Gabriel García Márquez's Health 'Very Fragile,' But President Santos Denies Author Has Cancer

Nobel Prize-winning novelist Gabriel García Márquez’s health has become a matter of public controversy. While Mexican’s leading newspaper is reporting the 87-year-old author is battling metastasized cancer, now even the Colombian president is joining the group that is denying the illness.

"I endorse what the family said to please respect their privacy," Colombian President Juan Manuel Santos told Radio Caracol Popayan on Wednesday.

"It's not true what they published on a Mexican newspaper that his cancer has come back … He suffered from pneumonia, at an advanced age, and that pneumonia is under control," he added.

García Márquez, 87, is Colombian and has been residing in Mexico City for over 50 years.

El Universal newspaper reported Monday that the novelist had cancer that has spread to his lungs, lymph nodes and liver.

About 12 years ago, the Colombian novelist was diagnosed with lymphatic cancer, which he successfully battled.

Given the writer’s advanced age, El Universal said, doctors and family members have agreed to refrain from chemotherapy and are only providing palliative care.

In a statement released Monday night, García Márquez’s family said the writer’s health is "very fragile" and that even though his condition is stable he is exposed to the risks and complications related to his age.

In the statement, the wife and children of the novelist said they appreciate the expressions of solidarity with “Gabo” and asked that people respect their privacy.

Considered one of the most significant authors of the 20th century, he was awarded the Nobel Prize in 1982 and is the earliest living recipient.

He started as a journalist, and has written many acclaimed non-fiction works and short stories, but is best known for his novels, such as “One Hundred Years of Solitude” (1967), “Autumn of the Patriarch” (1975) and “Love in the Time of Cholera” (1985).
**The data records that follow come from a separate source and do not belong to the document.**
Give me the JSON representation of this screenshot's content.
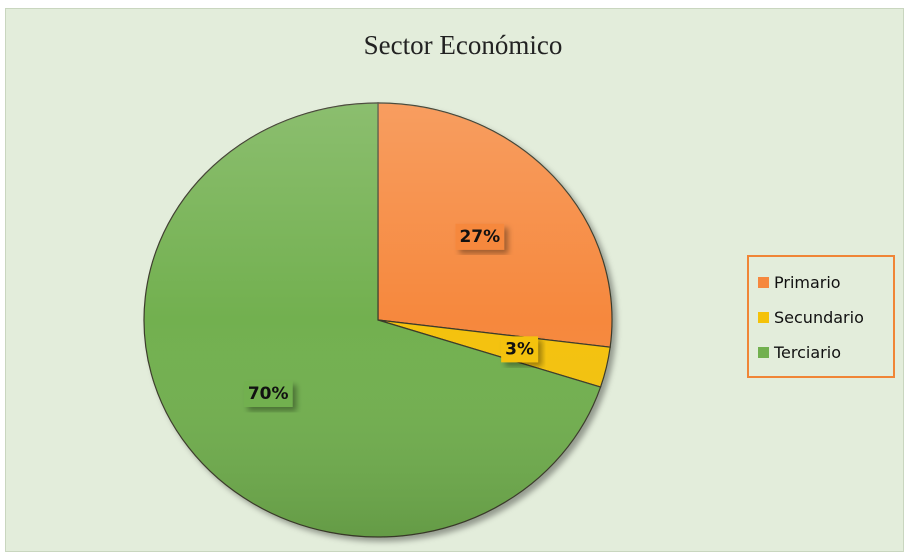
{
  "chart_data": {
    "type": "pie",
    "title": "Sector Económico",
    "categories": [
      "Primario",
      "Secundario",
      "Terciario"
    ],
    "values": [
      27,
      3,
      70
    ],
    "labels": [
      "27%",
      "3%",
      "70%"
    ],
    "colors": [
      "#f6883e",
      "#f4c20a",
      "#72b04f"
    ],
    "legend_position": "right"
  },
  "legend": {
    "items": [
      {
        "label": "Primario",
        "color": "#f6883e"
      },
      {
        "label": "Secundario",
        "color": "#f4c20a"
      },
      {
        "label": "Terciario",
        "color": "#72b04f"
      }
    ]
  }
}
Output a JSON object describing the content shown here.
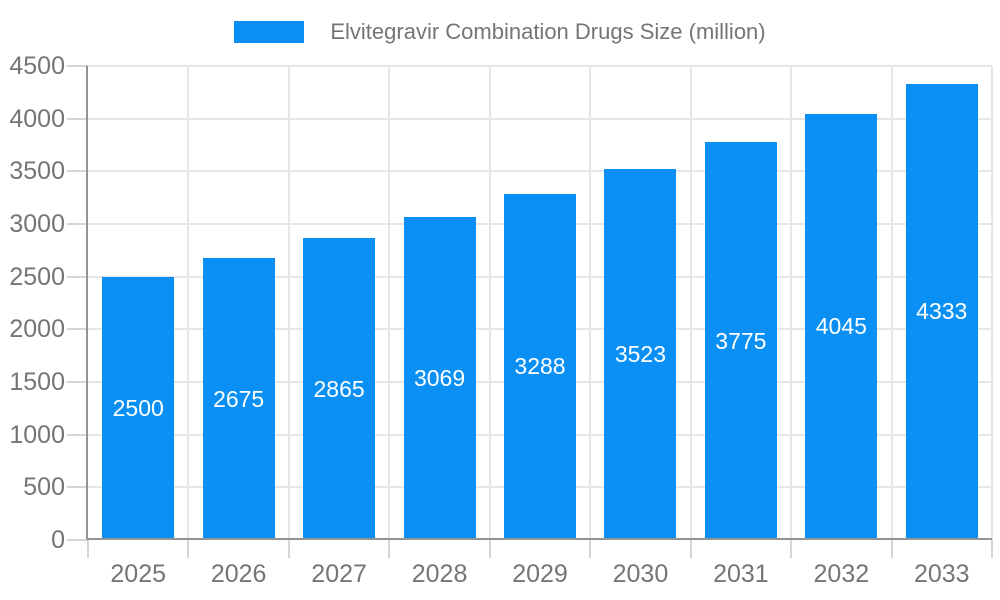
{
  "legend": {
    "label": "Elvitegravir Combination Drugs Size (million)"
  },
  "chart_data": {
    "type": "bar",
    "title": "Elvitegravir Combination Drugs Size (million)",
    "categories": [
      "2025",
      "2026",
      "2027",
      "2028",
      "2029",
      "2030",
      "2031",
      "2032",
      "2033"
    ],
    "series": [
      {
        "name": "Elvitegravir Combination Drugs Size (million)",
        "values": [
          2500,
          2675,
          2865,
          3069,
          3288,
          3523,
          3775,
          4045,
          4333
        ]
      }
    ],
    "bar_value_labels": [
      "2500",
      "2675",
      "2865",
      "3069",
      "3288",
      "3523",
      "3775",
      "4045",
      "4333"
    ],
    "xlabel": "",
    "ylabel": "",
    "ylim": [
      0,
      4500
    ],
    "yticks": [
      0,
      500,
      1000,
      1500,
      2000,
      2500,
      3000,
      3500,
      4000,
      4500
    ],
    "grid": true,
    "legend_position": "top",
    "colors": {
      "bar": "#0a90f5",
      "bar_label": "#ffffff",
      "axis_text": "#757575",
      "legend_text": "#757575",
      "gridline": "#e6e6e6",
      "axis_line": "#949494",
      "tick": "#d5d5d5",
      "background": "#ffffff"
    }
  }
}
On March 31, García Márquez was admitted to Salvador Zubirán Hospital after showing symptoms of pneumonia, as well as an infection and dehydration. He was first treated at home but was transferred to the hospital when his condition worsened.

Throughout his nine-day hospital stay, the writer, who was also diagnosed with Alzheimer’s disease in 2006, remained generally stable, El Universal reported.

A smiling "Gabo," wearing a gray suit and light blue shirt, made a public appearance early last month to celebrate his birthday and listened to a crowd sing "Mañanitas" (the traditional Mexican birthday song) while holding a bouquet of yellow roses.

The author, who was accompanied by his secretary and a friend of the family, did not make any statements but greeted the journalists and photographers and applauded them when they finished singing.